Suspense au Vatican dans l'attente des premiers cardinaux de François

Les pronostics allaient bon train vendredi au Vatican dans l'attente de la création dans les prochains jours ou semaines de quelque 14 cardinaux, qui devrait accorder plus de poids au pays du sud et à l'Amérique latine dans le "sacré collège".

Le premier consistoire du pape argentin est programmé pour le 22 février.

Selon le père Federico Lombardi, porte-parole du Saint-Siège, il est de tradition que le pape annonce plus d'un mois à l'avance les noms des nouveaux "princes de l'Eglise" afin qu'ils aient le temps de préparer leur déplacement à Rome pour recevoir la barrette cardinalice.

Divers vaticanistes ont commencé à établir leurs listes de favoris potentiels alors, qu'à chaque Angelus du dimanche et chaque audience générale du mercredi, l'annonce est désormais possible.

Elle est très attendue de ce pape qui dénonce souvent le carriérisme. Certains à la Curie craignent son style autoritaire et ont peur de perdre de leur pouvoir.

Devenir cardinal est une distinction qui est censée faire de l'heureux élu un conseiller écouté du pape.

François peut nommer au moins 14 nouveaux cardinaux de moins de 80 ans - électeurs en cas de conclave pour l'élection d'un nouveau pontife-- pour combler les vacances survenues depuis le dernier conclave de Benoît XVI en 2012 en raison de décès ou du passage au-dessus du seuil des 80 ans.

Il est prévu que François crée des cardinaux d'Amérique Latine, notamment les archevêques de Buenos Aires, de Santiago du Chili et de Rio de Janeiro, et sans doute d'autres. Il devrait par souci d'équilibre désigner des cardinaux en Afrique, un continent qu'il connaît mal, et en Asie, où l'Eglise, très minoritaire, est en pleine expansion.

Le pape est quasiment obligé, sauf surprise majeure, de nommer cardinaux son nouveau secrétaire d'Etat, le "jeune" (58 ans) Italien Pietro Parolin, l'Allemand Gerhard Ludwig Müller, "gardien du dogme" (préfet de la Congrégation de la doctrine de la foi), le nouveau préfet pour le clergé, l'Italien Beniamino Stella. Il devrait conférer aussi la barette à un autre Italien, Lorenzo Baldisseri, secrétaire général du synode, qui joue un rôle de confiance dans la préparation des grandes réunions d'évêques de fin 2014 et de 2015 sur la famille.
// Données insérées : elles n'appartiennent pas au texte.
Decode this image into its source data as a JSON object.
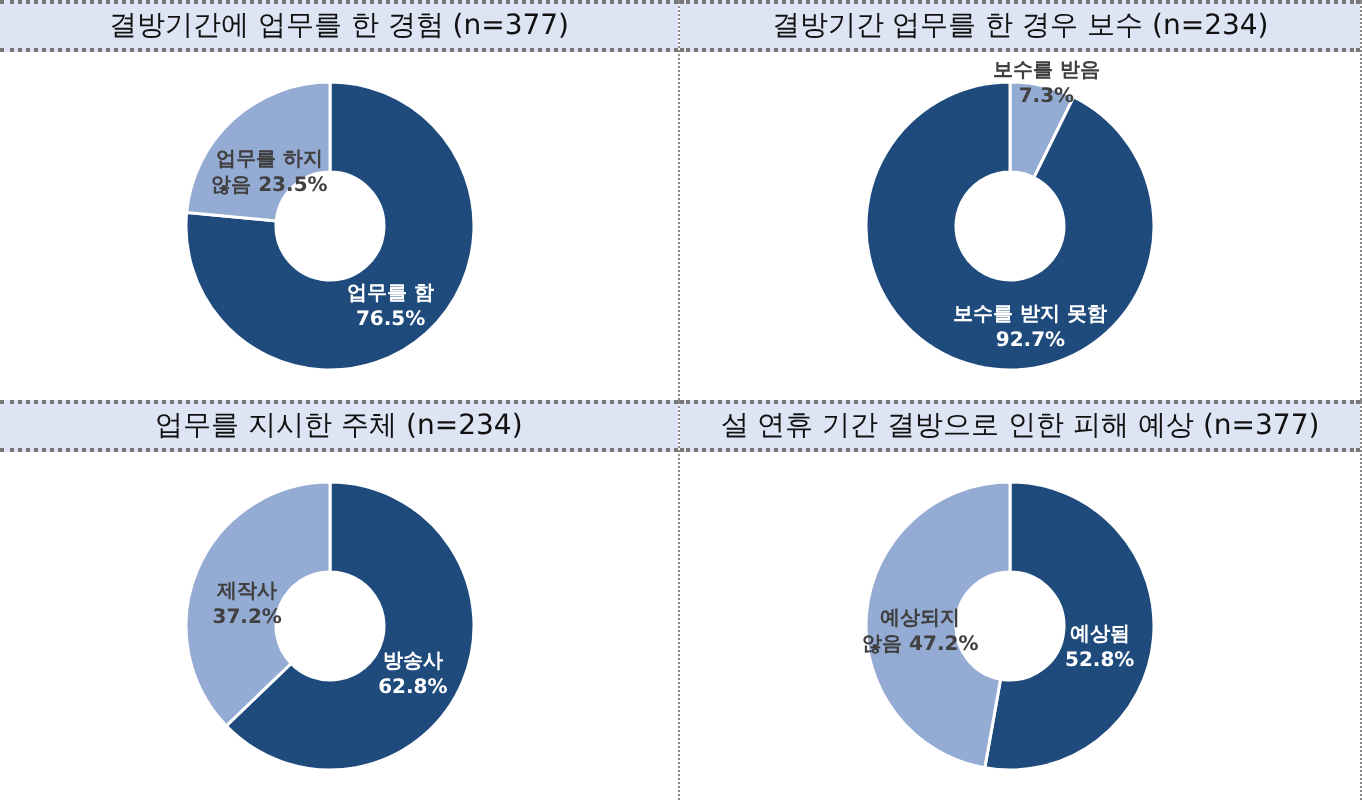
{
  "chart_data": [
    {
      "type": "donut",
      "title": "결방기간에 업무를 한 경험 (n=377)",
      "categories": [
        "업무를 함",
        "업무를 하지 않음"
      ],
      "values": [
        76.5,
        23.5
      ],
      "colors": [
        "#1f4a7c",
        "#94abd4"
      ],
      "value_labels": [
        "76.5%",
        "23.5%"
      ]
    },
    {
      "type": "donut",
      "title": "결방기간 업무를 한 경우 보수 (n=234)",
      "categories": [
        "보수를 받음",
        "보수를 받지 못함"
      ],
      "values": [
        7.3,
        92.7
      ],
      "colors": [
        "#94abd4",
        "#1f4a7c"
      ],
      "value_labels": [
        "7.3%",
        "92.7%"
      ]
    },
    {
      "type": "donut",
      "title": "업무를 지시한 주체 (n=234)",
      "categories": [
        "방송사",
        "제작사"
      ],
      "values": [
        62.8,
        37.2
      ],
      "colors": [
        "#1f4a7c",
        "#94abd4"
      ],
      "value_labels": [
        "62.8%",
        "37.2%"
      ]
    },
    {
      "type": "donut",
      "title": "설 연휴 기간 결방으로 인한 피해 예상 (n=377)",
      "categories": [
        "예상됨",
        "예상되지 않음"
      ],
      "values": [
        52.8,
        47.2
      ],
      "colors": [
        "#1f4a7c",
        "#94abd4"
      ],
      "value_labels": [
        "52.8%",
        "47.2%"
      ]
    }
  ]
}
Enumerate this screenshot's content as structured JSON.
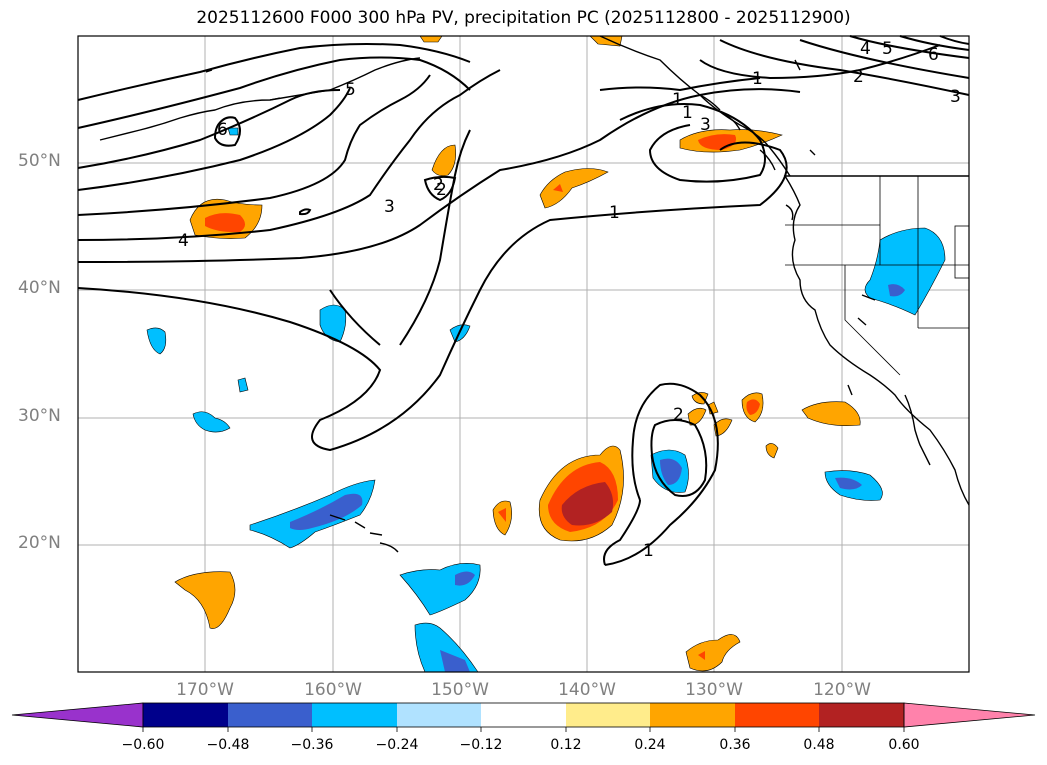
{
  "title": "2025112600 F000 300 hPa PV, precipitation PC (2025112800 - 2025112900)",
  "lat_labels": [
    "50°N",
    "40°N",
    "30°N",
    "20°N"
  ],
  "lon_labels": [
    "170°W",
    "160°W",
    "150°W",
    "140°W",
    "130°W",
    "120°W"
  ],
  "contour_labels": [
    "1",
    "1",
    "1",
    "2",
    "2",
    "3",
    "3",
    "4",
    "5",
    "6",
    "1",
    "2",
    "3",
    "4",
    "5",
    "6",
    "2",
    "1"
  ],
  "colorbar": {
    "colors": [
      "#9932CC",
      "#00008B",
      "#3A5FCD",
      "#00BFFF",
      "#B0E2FF",
      "#FFFFFF",
      "#FFEC8B",
      "#FFA500",
      "#FF4500",
      "#B22222",
      "#FF82AB"
    ],
    "ticks": [
      "−0.60",
      "−0.48",
      "−0.36",
      "−0.24",
      "−0.12",
      "0.12",
      "0.24",
      "0.36",
      "0.48",
      "0.60"
    ]
  },
  "colors": {
    "contour": "#000000",
    "grid": "#b0b0b0",
    "coast": "#000000",
    "axis_label": "#808080"
  }
}
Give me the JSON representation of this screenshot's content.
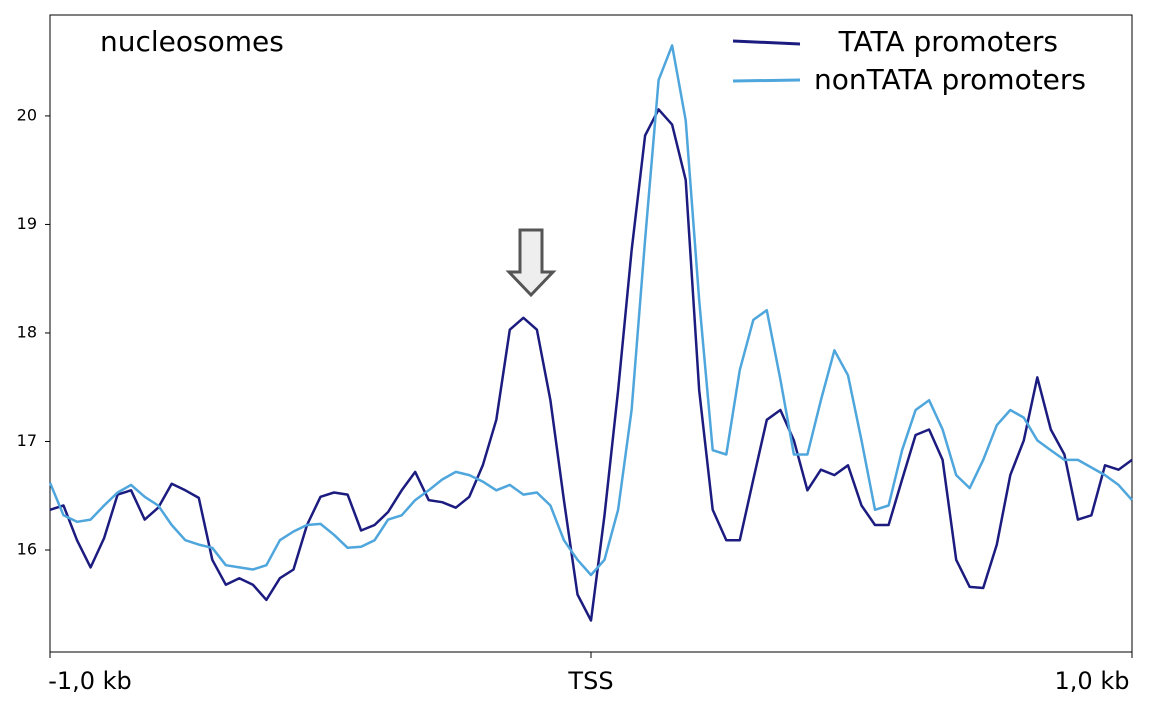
{
  "chart_data": {
    "type": "line",
    "annotation": "nucleosomes",
    "x": [
      -1000,
      -975,
      -950,
      -925,
      -900,
      -875,
      -850,
      -825,
      -800,
      -775,
      -750,
      -725,
      -700,
      -675,
      -650,
      -625,
      -600,
      -575,
      -550,
      -525,
      -500,
      -475,
      -450,
      -425,
      -400,
      -375,
      -350,
      -325,
      -300,
      -275,
      -250,
      -225,
      -200,
      -175,
      -150,
      -125,
      -100,
      -75,
      -50,
      -25,
      0,
      25,
      50,
      75,
      100,
      125,
      150,
      175,
      200,
      225,
      250,
      275,
      300,
      325,
      350,
      375,
      400,
      425,
      450,
      475,
      500,
      525,
      550,
      575,
      600,
      625,
      650,
      675,
      700,
      725,
      750,
      775,
      800,
      825,
      850,
      875,
      900,
      925,
      950,
      975,
      1000
    ],
    "series": [
      {
        "name": "TATA promoters",
        "color": "#1c1c80",
        "values": [
          16.37,
          16.41,
          16.09,
          15.84,
          16.11,
          16.51,
          16.55,
          16.28,
          16.39,
          16.61,
          16.55,
          16.48,
          15.91,
          15.68,
          15.74,
          15.68,
          15.54,
          15.74,
          15.82,
          16.23,
          16.49,
          16.53,
          16.51,
          16.18,
          16.23,
          16.35,
          16.55,
          16.72,
          16.46,
          16.44,
          16.39,
          16.49,
          16.78,
          17.2,
          18.03,
          18.14,
          18.03,
          17.38,
          16.46,
          15.59,
          15.35,
          16.32,
          17.47,
          18.76,
          19.82,
          20.06,
          19.92,
          19.41,
          17.47,
          16.37,
          16.09,
          16.09,
          16.65,
          17.2,
          17.29,
          17.01,
          16.55,
          16.74,
          16.69,
          16.78,
          16.41,
          16.23,
          16.23,
          16.65,
          17.06,
          17.11,
          16.83,
          15.91,
          15.66,
          15.65,
          16.05,
          16.69,
          17.01,
          17.59,
          17.11,
          16.88,
          16.28,
          16.32,
          16.78,
          16.74,
          16.83
        ]
      },
      {
        "name": "nonTATA promoters",
        "color": "#4ea6dc",
        "values": [
          16.62,
          16.32,
          16.26,
          16.28,
          16.41,
          16.53,
          16.6,
          16.49,
          16.41,
          16.23,
          16.09,
          16.05,
          16.02,
          15.86,
          15.84,
          15.82,
          15.86,
          16.09,
          16.17,
          16.23,
          16.24,
          16.14,
          16.02,
          16.03,
          16.09,
          16.28,
          16.32,
          16.46,
          16.55,
          16.65,
          16.72,
          16.69,
          16.63,
          16.55,
          16.6,
          16.51,
          16.53,
          16.41,
          16.09,
          15.91,
          15.77,
          15.91,
          16.37,
          17.29,
          18.86,
          20.33,
          20.65,
          19.96,
          18.3,
          16.92,
          16.88,
          17.66,
          18.12,
          18.21,
          17.57,
          16.88,
          16.88,
          17.38,
          17.84,
          17.61,
          17.01,
          16.37,
          16.41,
          16.92,
          17.29,
          17.38,
          17.11,
          16.69,
          16.57,
          16.83,
          17.15,
          17.29,
          17.22,
          17.01,
          16.92,
          16.83,
          16.83,
          16.76,
          16.69,
          16.6,
          16.46
        ]
      }
    ],
    "xlim": [
      -1000,
      1000
    ],
    "xticks": [
      {
        "value": -1000,
        "label": "-1,0 kb"
      },
      {
        "value": 0,
        "label": "TSS"
      },
      {
        "value": 1000,
        "label": "1,0 kb"
      }
    ],
    "ylim": [
      15.06,
      20.93
    ],
    "yticks": [
      16,
      17,
      18,
      19,
      20
    ],
    "grid": false,
    "legend": "upper right"
  }
}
Au conclave de mars 2013, Jorge Mario Bergoglio, à peine nommé pape, aurait remis sa barette à Mgr Baldisseri, en lui disant: "désormais tu es cardinal à moitié", selon le vaticaniste Marco Tosatti.

La sur-représentation des Italiens dans le "Sacré collège" qui rassemble tous les cardinaux dont les 120 électeurs au conclave, a été souvent critiquée.

Des surprises sont aussi possibles, avec la distinction d'hommes d'Eglise qui se sont pas archevêques.